If only Barnsley were an autumn molter, I might prognosticate the coming winter by the length and luxury of his incoming coat, but he doesn’t shed and gets a clipping every four months, whatever the weather. If other pelt-bearers were around, like ermine, sable, or bear, I might be able to forecast with great accuracy and better The Farmer’s Almanac. Certain sorts of caterpillars enter this category, as do the activities of chipmunks and squirrels and then there is always grandfather’s rheumatic knee.
With the last of the bulbs in the ground and garlic, too, digging is over for the year and I do already miss it: Digging is what the garden is all about.

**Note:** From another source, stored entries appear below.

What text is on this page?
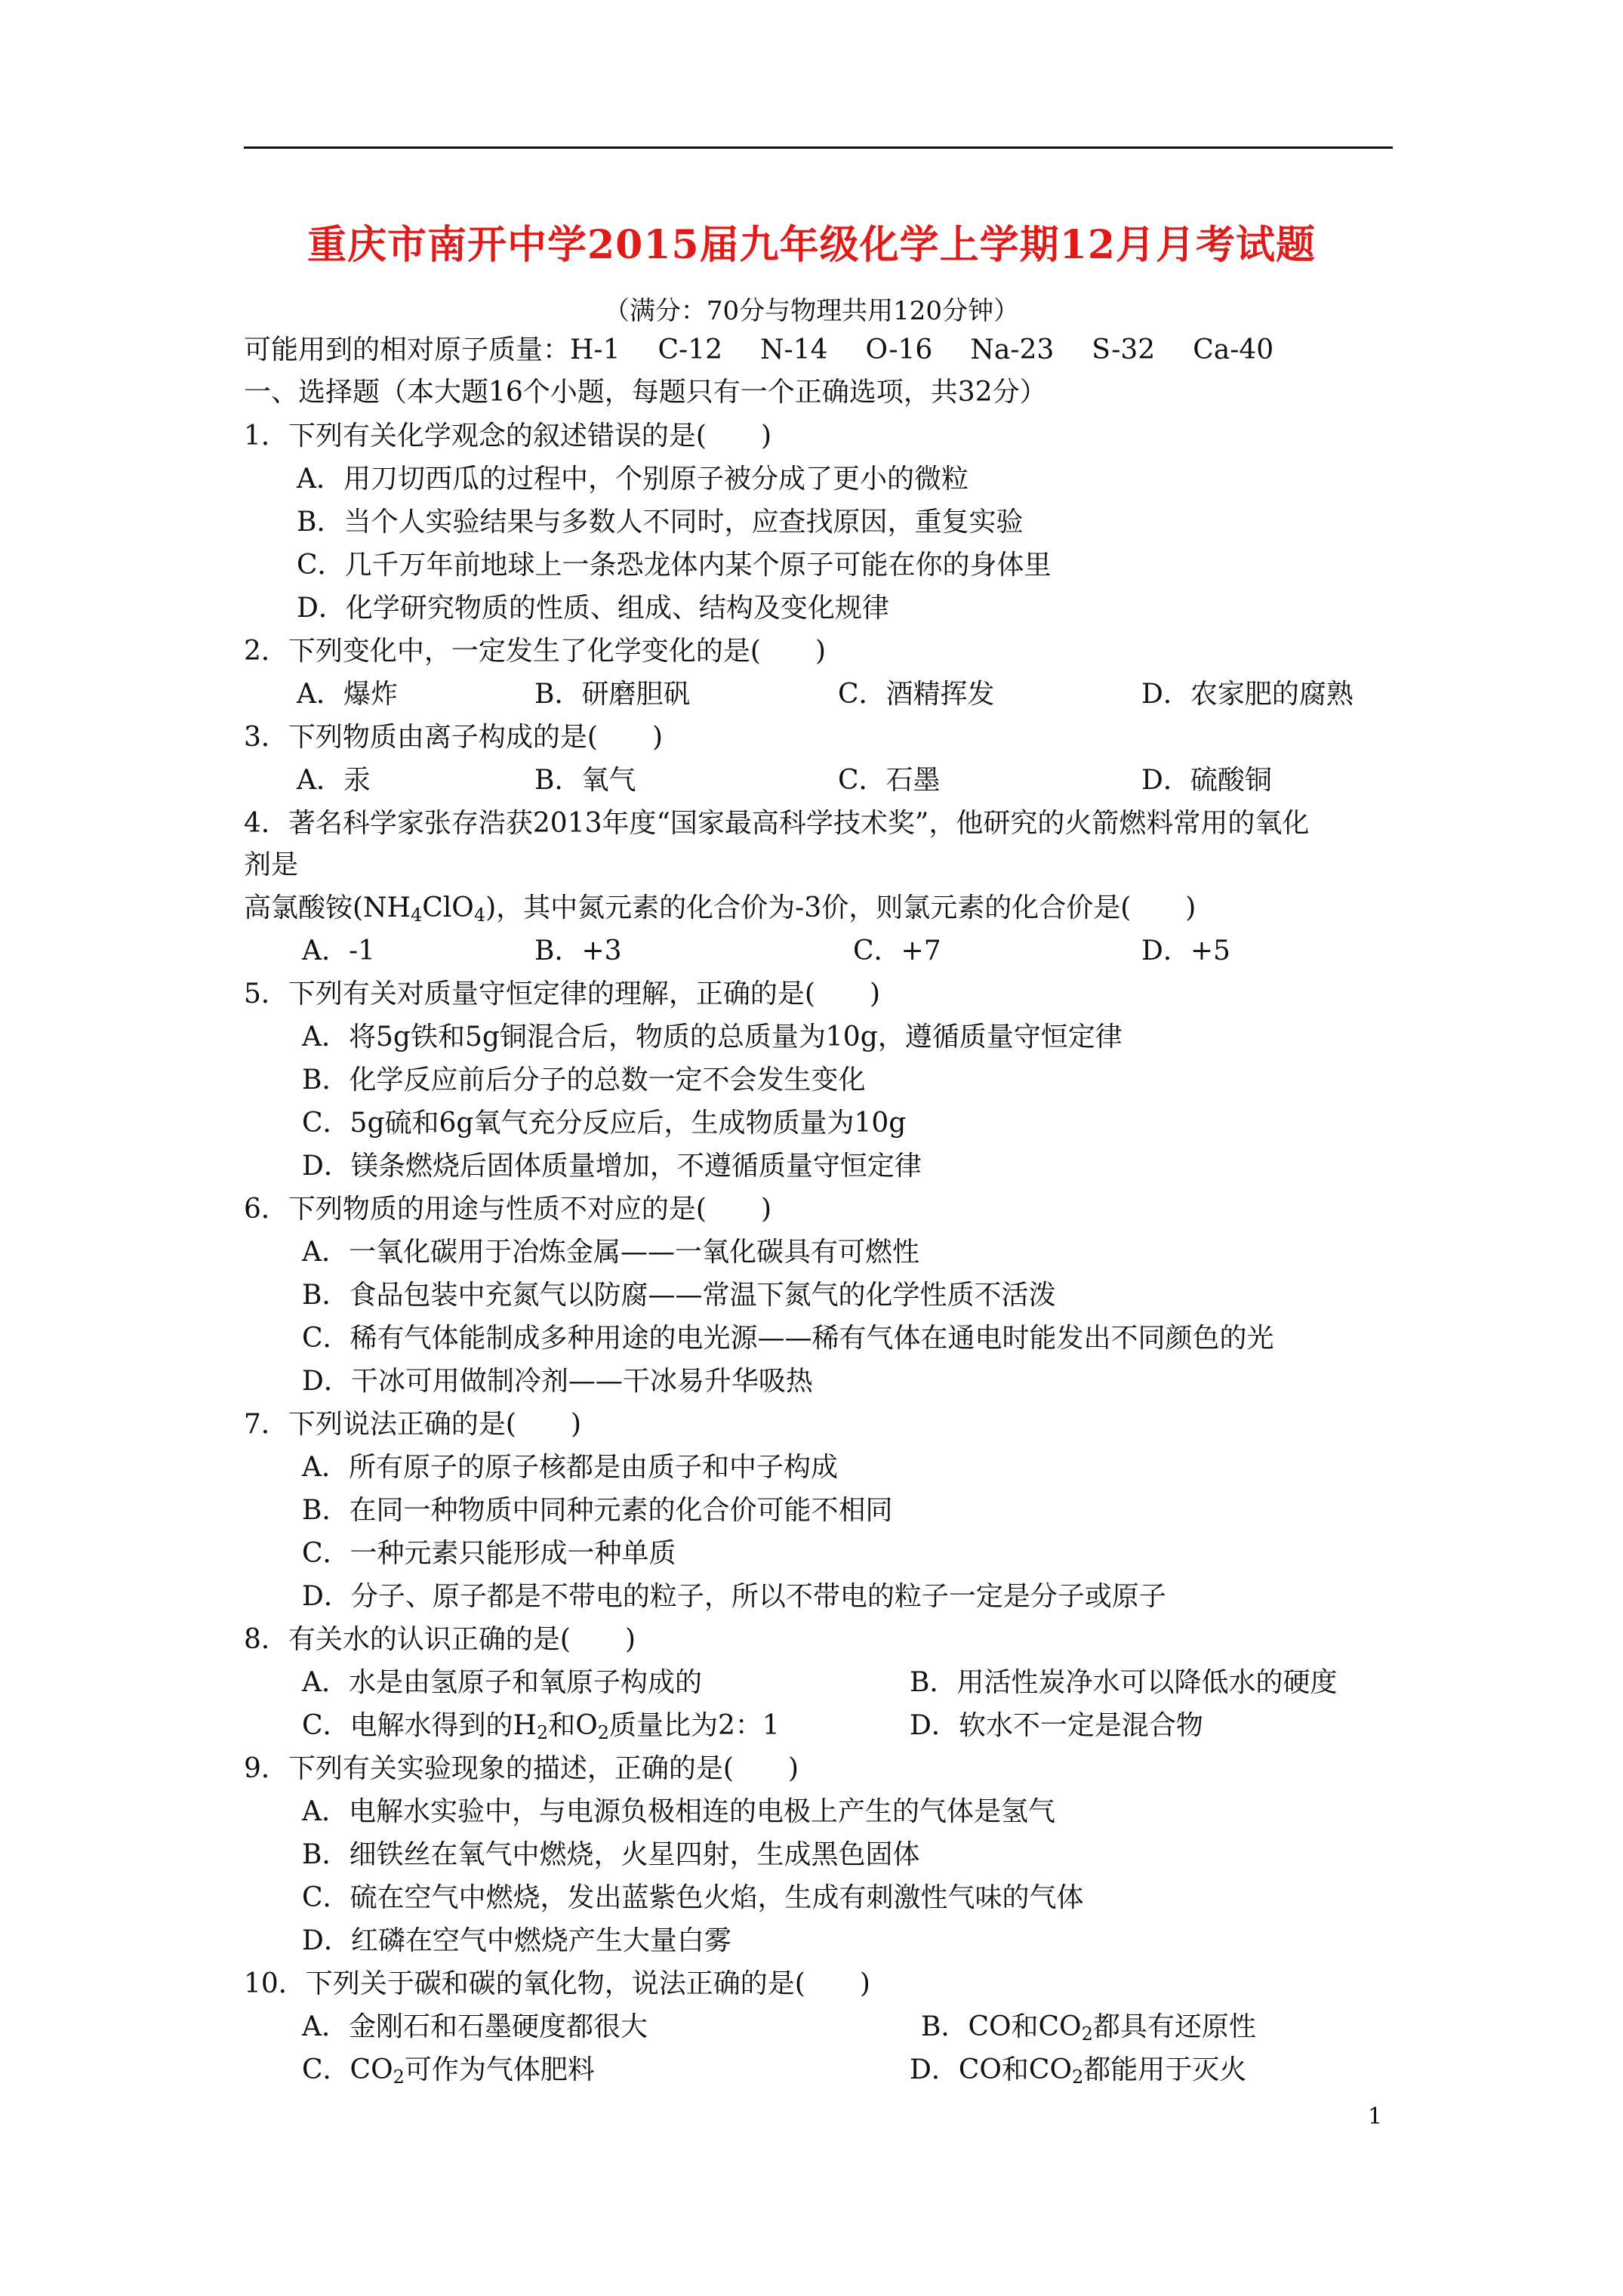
重庆市南开中学2015届九年级化学上学期12月月考试题
（满分：70分与物理共用120分钟）
可能用到的相对原子质量：H-1 C-12 N-14 O-16 Na-23 S-32 Ca-40
一、选择题（本大题16个小题，每题只有一个正确选项，共32分）
1．下列有关化学观念的叙述错误的是(　　)
A．用刀切西瓜的过程中，个别原子被分成了更小的微粒
B．当个人实验结果与多数人不同时，应查找原因，重复实验
C．几千万年前地球上一条恐龙体内某个原子可能在你的身体里
D．化学研究物质的性质、组成、结构及变化规律
2．下列变化中，一定发生了化学变化的是(　　)
A．爆炸	B．研磨胆矾	C．酒精挥发	D．农家肥的腐熟
3．下列物质由离子构成的是(　　)
A．汞	B．氧气	C．石墨	D．硫酸铜
4．著名科学家张存浩获2013年度“国家最高科学技术奖”，他研究的火箭燃料常用的氧化
剂是
高氯酸铵$(NH_4ClO_4)$，其中氮元素的化合价为-3价，则氯元素的化合价是(　　)
A．-1	B．+3	C．+7	D．+5
5．下列有关对质量守恒定律的理解，正确的是(　　)
A．将5g铁和5g铜混合后，物质的总质量为10g，遵循质量守恒定律
B．化学反应前后分子的总数一定不会发生变化
C．5g硫和6g氧气充分反应后，生成物质量为10g
D．镁条燃烧后固体质量增加，不遵循质量守恒定律
6．下列物质的用途与性质不对应的是(　　)
A．一氧化碳用于冶炼金属——一氧化碳具有可燃性
B．食品包装中充氮气以防腐——常温下氮气的化学性质不活泼
C．稀有气体能制成多种用途的电光源——稀有气体在通电时能发出不同颜色的光
D．干冰可用做制冷剂——干冰易升华吸热
7．下列说法正确的是(　　)
A．所有原子的原子核都是由质子和中子构成
B．在同一种物质中同种元素的化合价可能不相同
C．一种元素只能形成一种单质
D．分子、原子都是不带电的粒子，所以不带电的粒子一定是分子或原子
8．有关水的认识正确的是(　　)
A．水是由氢原子和氧原子构成的	B．用活性炭净水可以降低水的硬度
C．电解水得到的$H_2$和$O_2$质量比为2：1	D．软水不一定是混合物
9．下列有关实验现象的描述，正确的是(　　)
A．电解水实验中，与电源负极相连的电极上产生的气体是氢气
B．细铁丝在氧气中燃烧，火星四射，生成黑色固体
C．硫在空气中燃烧，发出蓝紫色火焰，生成有刺激性气味的气体
D．红磷在空气中燃烧产生大量白雾
10．下列关于碳和碳的氧化物，说法正确的是(　　)
A．金刚石和石墨硬度都很大	B．CO和$CO_2$都具有还原性
C．$CO_2$可作为气体肥料	D．CO和$CO_2$都能用于灭火
1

Holes large and small are fundamental to its structure, essential to its openly agreeable accomplishments.
Like all woes, clouds eventually part, go elsewhere, dissolve, evaporate, dry up, and reform somewhere far away, and the first signs of such doings are in slits of blue sky: reassurance and promise, safety, surcease above all else.
Putting the garden to bed is the major activity of the late-autumn garden calendar. Or was. At one time it was the most demanding, the most scrupulous and sensuous of moments. Think parti-colored leaves raked into great conical Egyptian piles of most fragrant odors, set to fire under blest November skies. All the clipping-down and raking, tidying the great strewn wig of growth to coherent plots, borders, edges neat of weeds, the party definitely over, the table swept, chairs just so, readied for another event but one far in the future.

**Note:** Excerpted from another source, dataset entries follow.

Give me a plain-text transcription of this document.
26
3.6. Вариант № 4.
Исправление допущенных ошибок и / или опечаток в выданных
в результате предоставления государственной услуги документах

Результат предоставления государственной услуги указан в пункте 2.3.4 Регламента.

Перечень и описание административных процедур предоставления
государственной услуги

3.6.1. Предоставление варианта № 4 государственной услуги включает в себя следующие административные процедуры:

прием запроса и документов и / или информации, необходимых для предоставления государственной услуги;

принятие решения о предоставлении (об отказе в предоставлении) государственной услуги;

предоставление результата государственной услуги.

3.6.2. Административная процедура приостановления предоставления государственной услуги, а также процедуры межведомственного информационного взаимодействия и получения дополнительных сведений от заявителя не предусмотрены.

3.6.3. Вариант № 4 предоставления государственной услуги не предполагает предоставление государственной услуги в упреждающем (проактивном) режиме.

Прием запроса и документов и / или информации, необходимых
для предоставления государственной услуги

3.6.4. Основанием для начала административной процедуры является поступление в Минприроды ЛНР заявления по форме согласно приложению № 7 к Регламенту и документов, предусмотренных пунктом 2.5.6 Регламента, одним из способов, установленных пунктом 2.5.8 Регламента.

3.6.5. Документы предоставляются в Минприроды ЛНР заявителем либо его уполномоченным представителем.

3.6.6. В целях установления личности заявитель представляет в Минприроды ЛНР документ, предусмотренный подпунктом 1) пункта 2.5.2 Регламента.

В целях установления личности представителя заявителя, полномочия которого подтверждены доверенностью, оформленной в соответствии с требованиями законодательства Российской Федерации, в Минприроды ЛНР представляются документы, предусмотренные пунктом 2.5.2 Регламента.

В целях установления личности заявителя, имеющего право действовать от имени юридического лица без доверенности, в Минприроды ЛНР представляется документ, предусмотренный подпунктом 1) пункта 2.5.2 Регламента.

Out here, the month of October offers two gifts, the one dubious, the other problematic. Around the 23rd of the month we may expect the first killing frost, the black one, 32 degrees and lower, for several hours, enough for crystals of ice to form and rupture the tender cells of stalk and leafage, to melt the morning following, bringing an unattractive dose of the stricken and dead. On days that follow, if the weather be benignly warm (70, please), we may enter the true, the only, the marvelous time of Indian summer.